He got up from the table and took his hat down with the same methodical, fifty years' motion and put it on his head. He forgot, however, to remove his spectacles, and stared absentmindedly before him when he passed from Schiller's with an unaccustomed rapidity of stride. The orchestra would not play again until four o'clock. By that time he must know the worst and be back to his post.

The lawyer's offices, overpoweringly suggestive of lawsuits and briefs, threatened and subdued him when he entered. It was the first time he had ever been in such a place, and he felt as a man about to be tried for his first crime. He took off his hat, baring his fine white brow, and pulled out his handkerchief to wipe the perspiration from his forehead. He had to clear a tremulous throat when the haughty young clerk came forward to ask his name and business. The half-dozen other clients in waiting bored him through with savage eyes until, in the most obscure corner, he found a chair on whose edge he sat, still holding his hat and still mopping his bare dome.

The clerk hurried back with apparent deference, as if he, Herr Schmidt, was a criminal of too great importance to be kept waiting.

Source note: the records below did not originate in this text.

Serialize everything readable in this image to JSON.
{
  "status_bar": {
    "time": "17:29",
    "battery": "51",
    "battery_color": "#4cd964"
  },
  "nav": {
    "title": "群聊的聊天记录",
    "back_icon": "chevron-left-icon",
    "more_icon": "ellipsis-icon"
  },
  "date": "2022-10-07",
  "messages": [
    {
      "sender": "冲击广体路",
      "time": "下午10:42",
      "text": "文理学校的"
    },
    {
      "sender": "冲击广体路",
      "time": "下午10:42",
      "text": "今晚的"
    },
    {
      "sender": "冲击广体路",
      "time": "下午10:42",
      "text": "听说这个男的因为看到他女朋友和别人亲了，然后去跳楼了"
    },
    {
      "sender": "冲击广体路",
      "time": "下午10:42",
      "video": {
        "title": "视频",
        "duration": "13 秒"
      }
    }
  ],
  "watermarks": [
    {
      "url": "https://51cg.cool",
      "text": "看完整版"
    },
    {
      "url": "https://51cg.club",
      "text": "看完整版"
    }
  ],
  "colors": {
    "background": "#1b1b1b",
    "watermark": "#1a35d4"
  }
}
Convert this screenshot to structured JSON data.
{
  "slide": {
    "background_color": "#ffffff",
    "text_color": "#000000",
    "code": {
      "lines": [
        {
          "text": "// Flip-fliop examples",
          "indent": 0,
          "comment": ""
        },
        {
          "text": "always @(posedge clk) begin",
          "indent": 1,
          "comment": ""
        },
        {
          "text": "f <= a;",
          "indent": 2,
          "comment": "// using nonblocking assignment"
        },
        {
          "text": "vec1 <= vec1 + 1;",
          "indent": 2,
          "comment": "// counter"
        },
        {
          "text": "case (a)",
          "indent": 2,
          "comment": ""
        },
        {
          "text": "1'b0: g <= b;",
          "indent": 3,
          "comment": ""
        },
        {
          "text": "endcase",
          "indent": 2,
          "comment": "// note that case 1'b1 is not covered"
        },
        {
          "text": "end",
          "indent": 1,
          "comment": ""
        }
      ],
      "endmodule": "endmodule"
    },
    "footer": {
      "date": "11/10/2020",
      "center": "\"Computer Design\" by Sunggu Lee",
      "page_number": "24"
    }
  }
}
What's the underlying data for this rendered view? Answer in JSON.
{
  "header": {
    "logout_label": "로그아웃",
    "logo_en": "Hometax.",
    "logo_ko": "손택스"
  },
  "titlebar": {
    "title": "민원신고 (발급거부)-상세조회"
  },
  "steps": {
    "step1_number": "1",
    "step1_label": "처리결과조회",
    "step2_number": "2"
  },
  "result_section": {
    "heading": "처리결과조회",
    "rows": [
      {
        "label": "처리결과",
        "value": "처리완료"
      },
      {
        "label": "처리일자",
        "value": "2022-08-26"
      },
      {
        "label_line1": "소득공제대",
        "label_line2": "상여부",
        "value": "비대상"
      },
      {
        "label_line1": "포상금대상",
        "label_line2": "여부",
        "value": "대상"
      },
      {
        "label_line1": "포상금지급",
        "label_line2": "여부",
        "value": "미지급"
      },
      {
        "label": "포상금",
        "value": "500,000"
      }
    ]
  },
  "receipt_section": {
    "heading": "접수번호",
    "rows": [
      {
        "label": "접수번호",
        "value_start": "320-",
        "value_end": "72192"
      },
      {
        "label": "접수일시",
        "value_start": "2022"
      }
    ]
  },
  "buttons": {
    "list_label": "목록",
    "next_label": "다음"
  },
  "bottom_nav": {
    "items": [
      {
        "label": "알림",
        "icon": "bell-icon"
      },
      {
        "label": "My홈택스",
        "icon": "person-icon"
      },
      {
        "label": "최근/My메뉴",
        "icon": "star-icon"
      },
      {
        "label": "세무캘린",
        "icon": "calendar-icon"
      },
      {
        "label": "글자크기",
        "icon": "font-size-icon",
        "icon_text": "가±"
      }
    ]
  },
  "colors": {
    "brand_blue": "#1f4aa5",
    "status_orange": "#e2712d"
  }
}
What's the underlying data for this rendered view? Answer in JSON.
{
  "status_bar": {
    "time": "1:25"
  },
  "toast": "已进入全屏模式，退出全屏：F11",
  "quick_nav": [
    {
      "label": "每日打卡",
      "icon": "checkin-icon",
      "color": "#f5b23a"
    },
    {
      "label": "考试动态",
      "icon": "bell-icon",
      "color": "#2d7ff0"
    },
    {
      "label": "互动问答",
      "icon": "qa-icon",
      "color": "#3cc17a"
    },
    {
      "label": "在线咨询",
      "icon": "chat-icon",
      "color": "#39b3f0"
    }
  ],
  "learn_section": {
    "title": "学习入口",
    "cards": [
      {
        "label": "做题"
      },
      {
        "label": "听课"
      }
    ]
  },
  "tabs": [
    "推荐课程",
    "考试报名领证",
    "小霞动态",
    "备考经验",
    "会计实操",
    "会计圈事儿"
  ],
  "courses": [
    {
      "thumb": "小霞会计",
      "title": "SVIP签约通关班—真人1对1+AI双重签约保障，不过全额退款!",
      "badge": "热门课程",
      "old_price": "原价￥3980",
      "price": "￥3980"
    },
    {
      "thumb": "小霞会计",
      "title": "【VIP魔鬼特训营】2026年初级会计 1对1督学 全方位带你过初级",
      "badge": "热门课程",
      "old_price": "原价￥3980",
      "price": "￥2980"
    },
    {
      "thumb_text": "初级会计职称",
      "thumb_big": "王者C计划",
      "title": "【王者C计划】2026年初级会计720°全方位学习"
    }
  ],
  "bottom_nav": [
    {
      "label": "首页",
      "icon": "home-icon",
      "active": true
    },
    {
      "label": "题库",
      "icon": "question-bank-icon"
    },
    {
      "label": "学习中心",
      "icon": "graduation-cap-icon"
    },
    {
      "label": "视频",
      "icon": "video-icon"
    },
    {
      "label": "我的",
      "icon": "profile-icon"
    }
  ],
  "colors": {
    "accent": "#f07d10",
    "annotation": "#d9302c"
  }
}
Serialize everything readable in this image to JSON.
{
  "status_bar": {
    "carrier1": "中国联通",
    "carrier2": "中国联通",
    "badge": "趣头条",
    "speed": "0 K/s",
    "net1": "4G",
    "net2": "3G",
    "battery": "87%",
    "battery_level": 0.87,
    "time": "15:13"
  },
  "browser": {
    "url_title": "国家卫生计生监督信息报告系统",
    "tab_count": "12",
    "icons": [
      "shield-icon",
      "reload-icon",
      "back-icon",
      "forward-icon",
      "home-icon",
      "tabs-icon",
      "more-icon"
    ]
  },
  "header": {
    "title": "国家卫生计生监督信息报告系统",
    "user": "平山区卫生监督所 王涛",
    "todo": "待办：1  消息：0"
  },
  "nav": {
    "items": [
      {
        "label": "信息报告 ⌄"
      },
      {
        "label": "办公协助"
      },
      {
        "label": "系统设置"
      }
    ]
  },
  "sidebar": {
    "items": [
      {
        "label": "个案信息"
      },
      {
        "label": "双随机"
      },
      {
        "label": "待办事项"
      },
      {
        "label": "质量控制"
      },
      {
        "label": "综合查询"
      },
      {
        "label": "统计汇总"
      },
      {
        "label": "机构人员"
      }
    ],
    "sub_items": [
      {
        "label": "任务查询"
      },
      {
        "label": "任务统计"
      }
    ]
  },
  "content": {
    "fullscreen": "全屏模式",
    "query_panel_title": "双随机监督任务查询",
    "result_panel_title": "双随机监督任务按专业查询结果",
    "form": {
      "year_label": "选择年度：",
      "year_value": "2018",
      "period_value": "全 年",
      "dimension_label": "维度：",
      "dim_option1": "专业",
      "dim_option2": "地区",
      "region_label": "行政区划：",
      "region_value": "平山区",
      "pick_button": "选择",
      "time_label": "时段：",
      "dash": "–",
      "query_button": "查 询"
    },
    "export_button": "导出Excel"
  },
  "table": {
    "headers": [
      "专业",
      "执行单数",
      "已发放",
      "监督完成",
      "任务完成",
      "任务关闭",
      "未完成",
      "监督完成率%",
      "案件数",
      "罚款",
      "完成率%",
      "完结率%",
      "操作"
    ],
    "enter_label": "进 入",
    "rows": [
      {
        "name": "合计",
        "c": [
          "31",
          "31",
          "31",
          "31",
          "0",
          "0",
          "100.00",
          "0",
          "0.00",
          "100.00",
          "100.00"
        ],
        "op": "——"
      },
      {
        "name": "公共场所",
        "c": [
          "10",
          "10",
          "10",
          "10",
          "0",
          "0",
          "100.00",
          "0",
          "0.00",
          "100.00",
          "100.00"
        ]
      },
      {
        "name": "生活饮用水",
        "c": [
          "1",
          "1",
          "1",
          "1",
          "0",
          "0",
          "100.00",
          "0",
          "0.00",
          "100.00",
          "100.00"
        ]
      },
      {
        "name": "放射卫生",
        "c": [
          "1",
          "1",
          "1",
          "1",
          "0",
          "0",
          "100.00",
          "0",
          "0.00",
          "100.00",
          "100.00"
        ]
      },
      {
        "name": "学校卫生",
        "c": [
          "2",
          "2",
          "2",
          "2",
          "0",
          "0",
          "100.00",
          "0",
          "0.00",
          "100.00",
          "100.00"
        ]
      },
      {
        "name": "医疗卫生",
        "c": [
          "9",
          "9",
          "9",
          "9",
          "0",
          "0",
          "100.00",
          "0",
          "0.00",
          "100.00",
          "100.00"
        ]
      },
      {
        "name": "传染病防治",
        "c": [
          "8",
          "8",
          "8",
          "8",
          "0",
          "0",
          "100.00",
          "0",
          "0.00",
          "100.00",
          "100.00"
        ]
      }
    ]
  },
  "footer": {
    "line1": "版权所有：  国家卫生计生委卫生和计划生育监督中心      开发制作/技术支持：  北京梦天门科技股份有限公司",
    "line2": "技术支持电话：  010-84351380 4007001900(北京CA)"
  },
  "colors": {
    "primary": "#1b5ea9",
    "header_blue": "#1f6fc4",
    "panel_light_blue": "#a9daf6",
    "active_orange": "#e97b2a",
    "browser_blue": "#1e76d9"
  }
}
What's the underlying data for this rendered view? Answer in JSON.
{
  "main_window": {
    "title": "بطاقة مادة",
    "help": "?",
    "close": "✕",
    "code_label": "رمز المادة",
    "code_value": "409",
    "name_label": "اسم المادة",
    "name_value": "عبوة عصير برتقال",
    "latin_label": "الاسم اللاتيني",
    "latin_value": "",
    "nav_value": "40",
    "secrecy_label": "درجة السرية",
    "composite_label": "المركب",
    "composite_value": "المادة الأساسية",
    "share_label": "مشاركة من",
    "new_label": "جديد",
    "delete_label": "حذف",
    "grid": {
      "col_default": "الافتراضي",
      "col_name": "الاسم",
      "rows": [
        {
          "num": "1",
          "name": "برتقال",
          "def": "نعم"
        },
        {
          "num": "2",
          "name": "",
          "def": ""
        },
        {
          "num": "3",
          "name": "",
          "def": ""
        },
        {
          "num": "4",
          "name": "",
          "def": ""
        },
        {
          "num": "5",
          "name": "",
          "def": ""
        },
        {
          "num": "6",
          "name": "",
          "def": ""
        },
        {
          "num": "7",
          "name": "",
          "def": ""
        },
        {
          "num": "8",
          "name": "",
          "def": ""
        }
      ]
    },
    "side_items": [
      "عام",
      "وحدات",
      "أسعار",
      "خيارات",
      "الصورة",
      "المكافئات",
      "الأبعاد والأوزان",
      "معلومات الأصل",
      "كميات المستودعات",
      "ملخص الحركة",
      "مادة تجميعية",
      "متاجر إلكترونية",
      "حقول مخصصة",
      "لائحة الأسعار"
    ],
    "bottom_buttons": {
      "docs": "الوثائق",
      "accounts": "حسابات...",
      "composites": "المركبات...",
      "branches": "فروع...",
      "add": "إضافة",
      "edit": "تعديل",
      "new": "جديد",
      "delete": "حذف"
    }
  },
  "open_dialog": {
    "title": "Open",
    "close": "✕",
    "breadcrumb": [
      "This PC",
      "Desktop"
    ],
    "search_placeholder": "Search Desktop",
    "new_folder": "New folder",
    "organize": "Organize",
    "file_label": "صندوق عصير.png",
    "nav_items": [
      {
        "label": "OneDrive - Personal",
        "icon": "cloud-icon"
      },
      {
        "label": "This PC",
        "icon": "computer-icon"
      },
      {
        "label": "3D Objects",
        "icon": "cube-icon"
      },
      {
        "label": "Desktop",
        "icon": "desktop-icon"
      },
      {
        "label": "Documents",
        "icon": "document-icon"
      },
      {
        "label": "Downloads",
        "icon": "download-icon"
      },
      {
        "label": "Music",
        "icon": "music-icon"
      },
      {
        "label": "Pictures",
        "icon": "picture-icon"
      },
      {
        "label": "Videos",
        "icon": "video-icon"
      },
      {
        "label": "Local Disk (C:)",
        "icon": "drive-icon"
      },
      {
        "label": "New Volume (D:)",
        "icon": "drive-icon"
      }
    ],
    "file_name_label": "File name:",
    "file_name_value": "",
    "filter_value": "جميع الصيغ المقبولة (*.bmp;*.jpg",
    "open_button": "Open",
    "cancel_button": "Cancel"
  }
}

“You are to come in at once,” he said, and led the way to the inner office, passing numerous funny little pens where young men worked over briefs or talked with clients.


THE great lawyer rose to meet him and came forward. “You are Mr. Heinrich Wilhelm Schmidt, who for so many years has directed the orchestra at Schiller's Haus, are you not?” he asked, and Herr Schmidt confirmed the identification.

He thought there was something smug, terrible, and tigerlike in the way the lawyer asked him to take a seat in front of the desk as he opened a drawer.

“There's no further need for identification,” the lawyer added. “I have known you in person—by sight, at least—since I was a boy. Moreover, I have taken pains to be certain that you are the man.”

Herr Schmidt began to fear that it was something more grave than a delinquent note, although he could recall nothing he had ever done of which he was ashamed, and again he wiped his brow with his handkerchief.

“You have fallen heir to the estate of Heinrich Wilhelm Schmidt of Leipsic,” the lawyer said, and Herr Schmidt uttered a forlorn “Gott im Himmel! Mein uncle with whom I quarreled fifty years ago is dead!”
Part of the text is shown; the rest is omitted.